There’s something about surfing that keeps people who are older than 30 from trying it. It’s an athletic pursuit that is for the young, people who are less concerned about looking trying too hard. It’s for someone who’s less afraid to commit mistake, something that keeps those who are older from ever attempting to mount a surf board, wait for the right wave, and in the most opportune of moments ride the surf like nothing matters but the exhilaration of lording over an ephemeral wave that lasts a little longer than a good orgasm.

I don’t see how I will ever be able to learn how to surf. There are too many things to take into account before you experience the rush and the high of riding that wave. The right way of paddling to the middle of the sea, spotting the right surf, knowing when to begin standing up, reminding oneself that the front foot should be horizontal relative to the body and to bend one’s hip to maintain stability, and using one’s core to keep oneself from dismounting the board before the right moment–these and more have to be in one’s mind if he has to surf successfully.

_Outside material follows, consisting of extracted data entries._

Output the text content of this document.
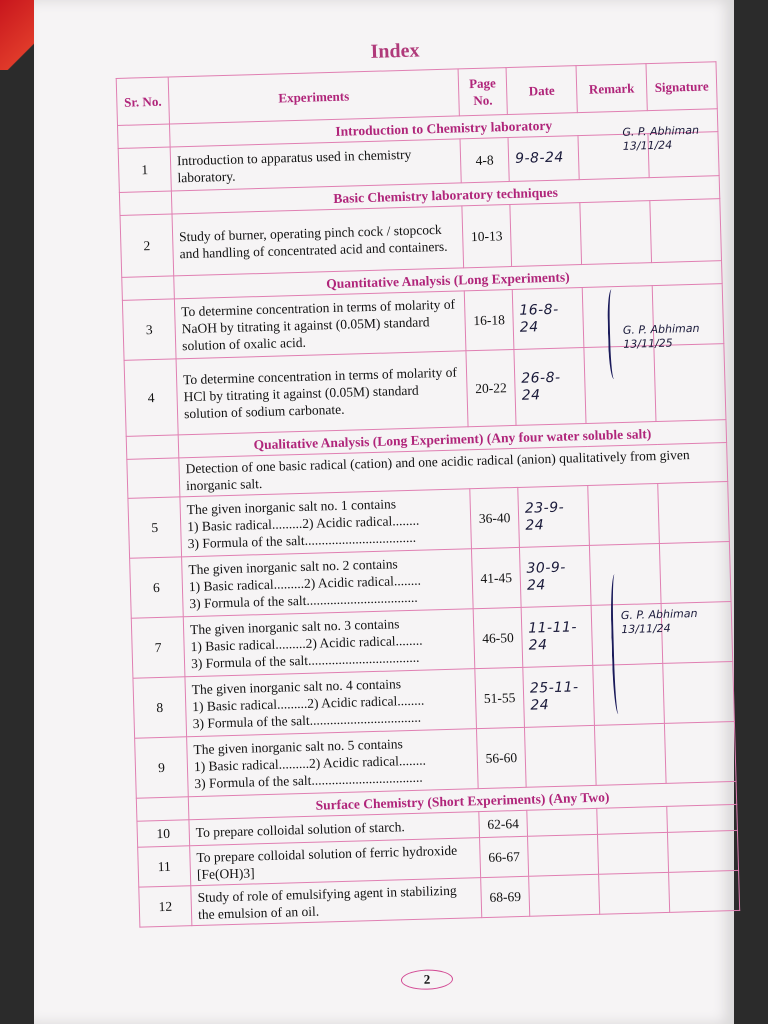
Index
Sr. No.	Experiments	Page No.	Date	Remark	Signature
	Introduction to Chemistry laboratory				
1	Introduction to apparatus used in chemistry laboratory.	4-8	9-8-24		
	Basic Chemistry laboratory techniques				
2	Study of burner, operating pinch cock / stopcock and handling of concentrated acid and containers.	10-13			
	Quantitative Analysis (Long Experiments)				
3	To determine concentration in terms of molarity of NaOH by titrating it against (0.05M) standard solution of oxalic acid.	16-18	16-8-24		
4	To determine concentration in terms of molarity of HCl by titrating it against (0.05M) standard solution of sodium carbonate.	20-22	26-8-24		
	Qualitative Analysis (Long Experiment) (Any four water soluble salt)				
	Detection of one basic radical (cation) and one acidic radical (anion) qualitatively from given inorganic salt.				
5	The given inorganic salt no. 1 contains
1) Basic radical.........2) Acidic radical........
3) Formula of the salt.................................	36-40	23-9-24		
6	The given inorganic salt no. 2 contains
1) Basic radical.........2) Acidic radical........
3) Formula of the salt.................................	41-45	30-9-24		
7	The given inorganic salt no. 3 contains
1) Basic radical.........2) Acidic radical........
3) Formula of the salt.................................	46-50	11-11-24		
8	The given inorganic salt no. 4 contains
1) Basic radical.........2) Acidic radical........
3) Formula of the salt.................................	51-55	25-11-24		
9	The given inorganic salt no. 5 contains
1) Basic radical.........2) Acidic radical........
3) Formula of the salt.................................	56-60			
	Surface Chemistry (Short Experiments) (Any Two)				
10	To prepare colloidal solution of starch.	62-64			
11	To prepare colloidal solution of ferric hydroxide [Fe(OH)3]	66-67			
12	Study of role of emulsifying agent in stabilizing the emulsion of an oil.	68-69			
G. P. Abhiman 13/11/24
G. P. Abhiman 13/11/25
G. P. Abhiman 13/11/24
2
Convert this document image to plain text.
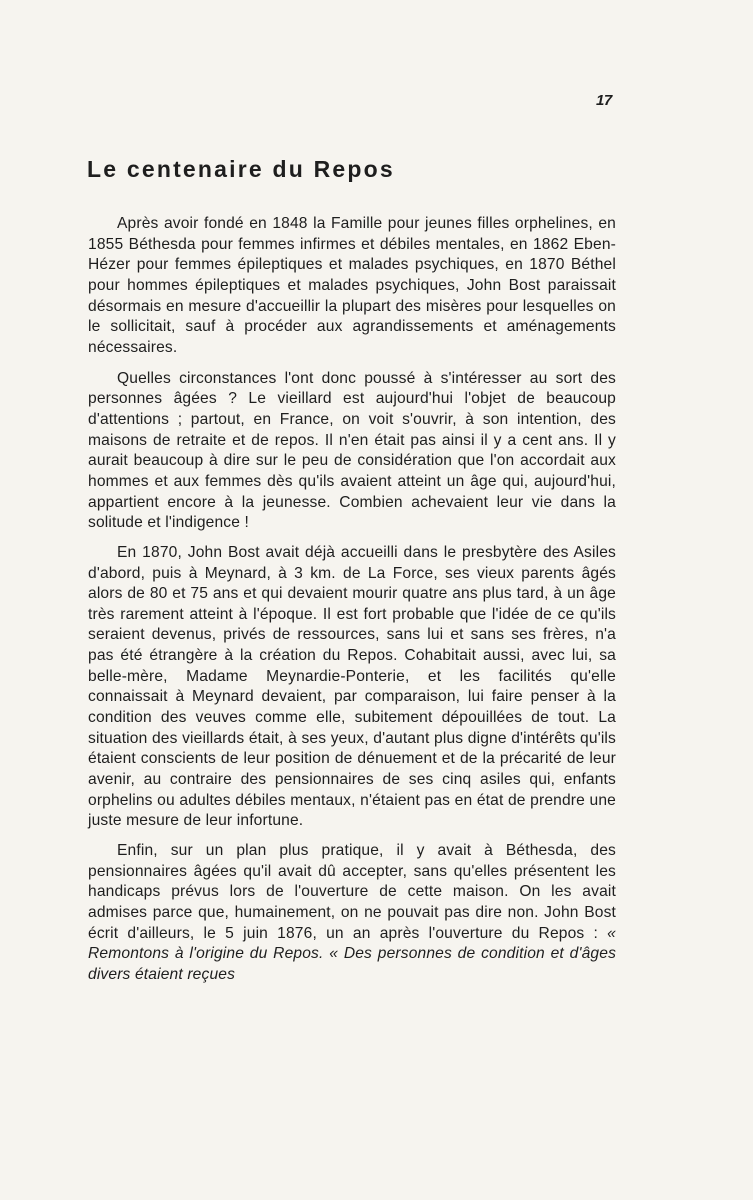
17
Le centenaire du Repos

Après avoir fondé en 1848 la Famille pour jeunes filles orphelines, en 1855 Béthesda pour femmes infirmes et débiles mentales, en 1862 Eben-Hézer pour femmes épileptiques et malades psychiques, en 1870 Béthel pour hommes épileptiques et malades psychiques, John Bost paraissait désormais en mesure d'accueillir la plupart des misères pour lesquelles on le sollicitait, sauf à procéder aux agrandissements et aménagements nécessaires.

Quelles circonstances l'ont donc poussé à s'intéresser au sort des personnes âgées ? Le vieillard est aujourd'hui l'objet de beaucoup d'attentions ; partout, en France, on voit s'ouvrir, à son intention, des maisons de retraite et de repos. Il n'en était pas ainsi il y a cent ans. Il y aurait beaucoup à dire sur le peu de considération que l'on accordait aux hommes et aux femmes dès qu'ils avaient atteint un âge qui, aujourd'hui, appartient encore à la jeunesse. Combien achevaient leur vie dans la solitude et l'indigence !

En 1870, John Bost avait déjà accueilli dans le presbytère des Asiles d'abord, puis à Meynard, à 3 km. de La Force, ses vieux parents âgés alors de 80 et 75 ans et qui devaient mourir quatre ans plus tard, à un âge très rarement atteint à l'époque. Il est fort probable que l'idée de ce qu'ils seraient devenus, privés de ressources, sans lui et sans ses frères, n'a pas été étrangère à la création du Repos. Cohabitait aussi, avec lui, sa belle-mère, Madame Meynardie-Ponterie, et les facilités qu'elle connaissait à Meynard devaient, par comparaison, lui faire penser à la condition des veuves comme elle, subitement dépouillées de tout. La situation des vieillards était, à ses yeux, d'autant plus digne d'intérêts qu'ils étaient conscients de leur position de dénuement et de la précarité de leur avenir, au contraire des pensionnaires de ses cinq asiles qui, enfants orphelins ou adultes débiles mentaux, n'étaient pas en état de prendre une juste mesure de leur infortune.

Enfin, sur un plan plus pratique, il y avait à Béthesda, des pensionnaires âgées qu'il avait dû accepter, sans qu'elles présentent les handicaps prévus lors de l'ouverture de cette maison. On les avait admises parce que, humainement, on ne pouvait pas dire non. John Bost écrit d'ailleurs, le 5 juin 1876, un an après l'ouverture du Repos : « Remontons à l'origine du Repos. « Des personnes de condition et d'âges divers étaient reçues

I wish I learned how to surf when I was younger, back when I was more daring and less fearful of the opinion of the crowd on the beach. Surely, I know the crowd doesn’t care. They’re only interested in that one surfer who stays on the board longer than most, who rides the waves with careless abandon. The crowd doesn’t care about the tourist who miserably fails in keeping himself vertical on a board the size of one of the main doors of St. Peter’s Basilica pushed by a surfing instructor who identifies the right wave for him, who is in the beginner level and will remain in that level because it will be his last time to visit this beach as there are other beaches waiting to be visited in his lifetime.

It’s too late to learn surfing now. I’m too heavy for it, too awkward, less agile, ridiculous-looking in a pair of board shorts that will only look nice on someone with defined abdominal muscles.

Nonetheless, when the day is over and one returns the board he has rented and paid the instructor the amount they agreed on, what stays in one’s memory is that moment when he successfully stands on a surf board, even though it is only a little longer than climaxing.

Indeed, he will not go back to that beach again, will not attempt to learn surfing again, will tuck away in the farthest part of his wardrobe that pair of unforgiving board shorts, but he knows that the memory of riding the wave for a mere 5 seconds is something he can revisit in the future when things worsen, when age has permanently caught on, when dreams, hopes, even passion is paralyzed to a standstill.

That’s the beauty of surfing, of those little memories of islands of happiness. We, humans, need them.